Ancak, insanlar kahve özlemlerini gidermek için nohutla denemeler yapmaya başladılar.
İkinci Dünya Savaşı döneminde de nohut kahvesi, yine kısıtlı imkanlar ve ekonomik zorluklar nedeniyle popülerliğini korudu. Bugün bile nohut kahvesi, Türkiye’nin tarihindeki bu yaratıcı ve pratik çözümün bir simgesi olarak görülür.
Hem tarihi bir değeri hem de farklı bir lezzeti olan nohut kahvesi, zaman zaman nostaljik bir hatıra olarak da tüketilir. Özellikle kafeinsiz olması, kafeine hassasiyeti olanlar için tercih edilen bir içecek haline geldi.
NOHUT KAHVESİ NASIL YAPILIR?
Tencerede haşlanan nohutlar kurutulup tıpkı kahve çekirdeği gibi kavrulur. Daha sonra değirmenden çekilip toz haline getirilir ve pişirmeye hazır olur.
Pişirilme aşamasında ise Türk kahvesiyle benzer bir sıra takip ediliyor.

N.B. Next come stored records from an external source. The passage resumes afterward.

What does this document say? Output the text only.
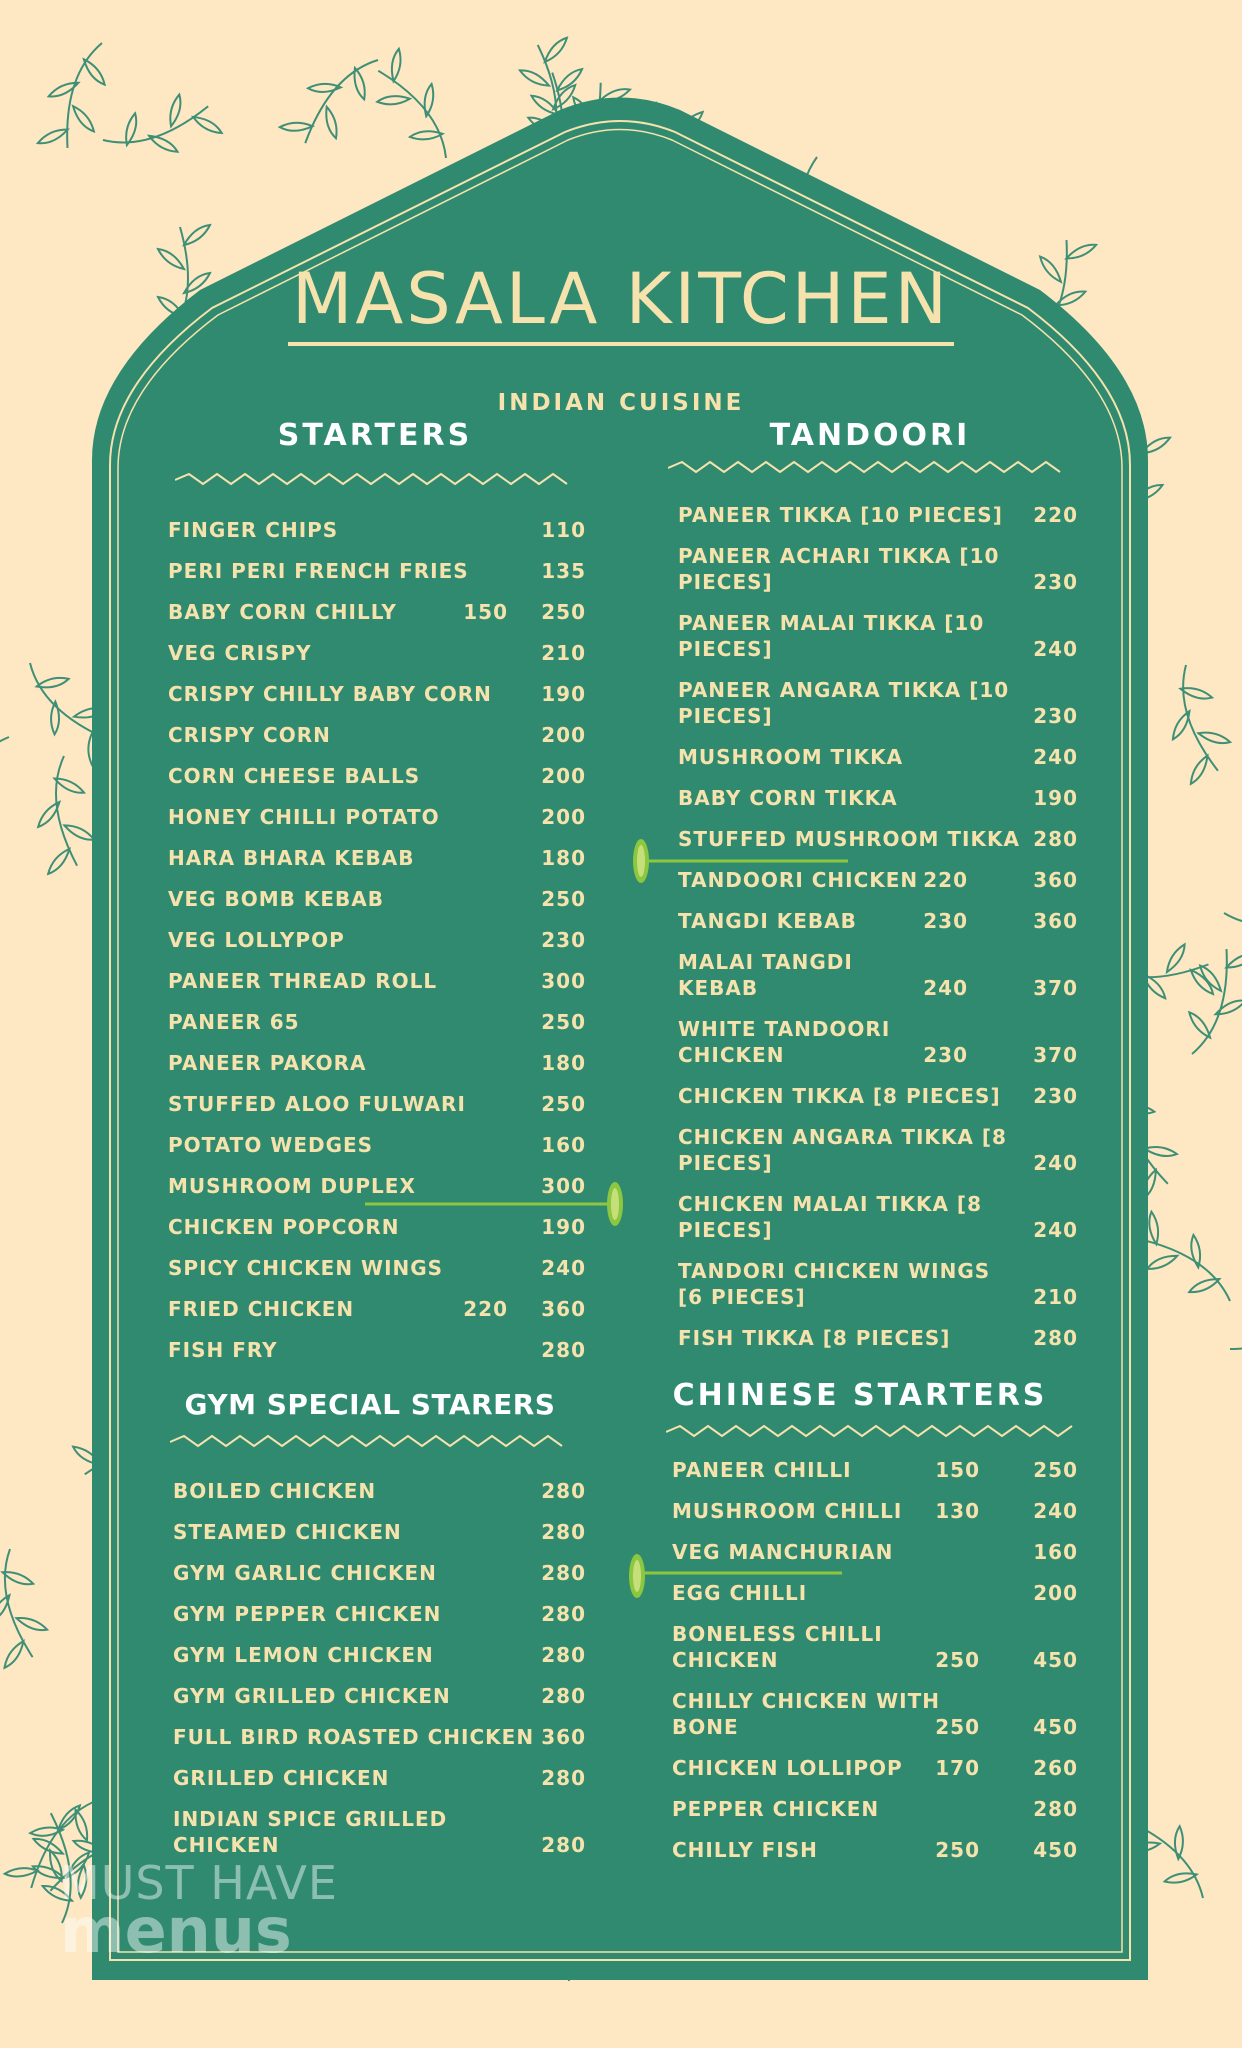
MASALA KITCHEN
INDIAN CUISINE
STARTERS	TANDOORI
GYM SPECIAL STARERS	CHINESE STARTERS
FINGER CHIPS	110
PERI PERI FRENCH FRIES	135
BABY CORN CHILLY	150	250
VEG CRISPY	210
CRISPY CHILLY BABY CORN	190
CRISPY CORN	200
CORN CHEESE BALLS	200
HONEY CHILLI POTATO	200
HARA BHARA KEBAB	180
VEG BOMB KEBAB	250
VEG LOLLYPOP	230
PANEER THREAD ROLL	300
PANEER 65	250
PANEER PAKORA	180
STUFFED ALOO FULWARI	250
POTATO WEDGES	160
MUSHROOM DUPLEX	300
CHICKEN POPCORN	190
SPICY CHICKEN WINGS	240
FRIED CHICKEN	220	360
FISH FRY	280
BOILED CHICKEN	280
STEAMED CHICKEN	280
GYM GARLIC CHICKEN	280
GYM PEPPER CHICKEN	280
GYM LEMON CHICKEN	280
GYM GRILLED CHICKEN	280
FULL BIRD ROASTED CHICKEN 360
GRILLED CHICKEN	280
INDIAN SPICE GRILLED
CHICKEN	280
PANEER TIKKA [10 PIECES]	220
PANEER ACHARI TIKKA [10
PIECES]	230
PANEER MALAI TIKKA [10
PIECES]	240
PANEER ANGARA TIKKA [10
PIECES]	230
MUSHROOM TIKKA	240
BABY CORN TIKKA	190
STUFFED MUSHROOM TIKKA 280
TANDOORI CHICKEN 220	360
TANGDI KEBAB	230	360
MALAI TANGDI
KEBAB	240	370
WHITE TANDOORI
CHICKEN	230	370
CHICKEN TIKKA [8 PIECES]	230
CHICKEN ANGARA TIKKA [8
PIECES]	240
CHICKEN MALAI TIKKA [8
PIECES]	240
TANDORI CHICKEN WINGS
[6 PIECES]	210
FISH TIKKA [8 PIECES]	280
PANEER CHILLI	150	250
MUSHROOM CHILLI	130	240
VEG MANCHURIAN	160
EGG CHILLI	200
BONELESS CHILLI
CHICKEN	250	450
CHILLY CHICKEN WITH
BONE	250	450
CHICKEN LOLLIPOP	170	260
PEPPER CHICKEN	280
CHILLY FISH	250	450
MUST HAVE
menus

Kimileri içine yarım çay kaşığını geçmeyecek kadar karbonat da atıyor. Karbonat, kahvenin daha köpüklü olmasını sağlıyor.
Son olarak, nohut kahvesi genel olarak şekersiz içilir. Çünkü ortaya çıktığı zamanlarda şeker de ulaşılması zor bir malzeme olduğundan kahvenin içine konulmaz. Bunun yerine yanında kuru üzüm servis edilmesi adetten sayılıyor.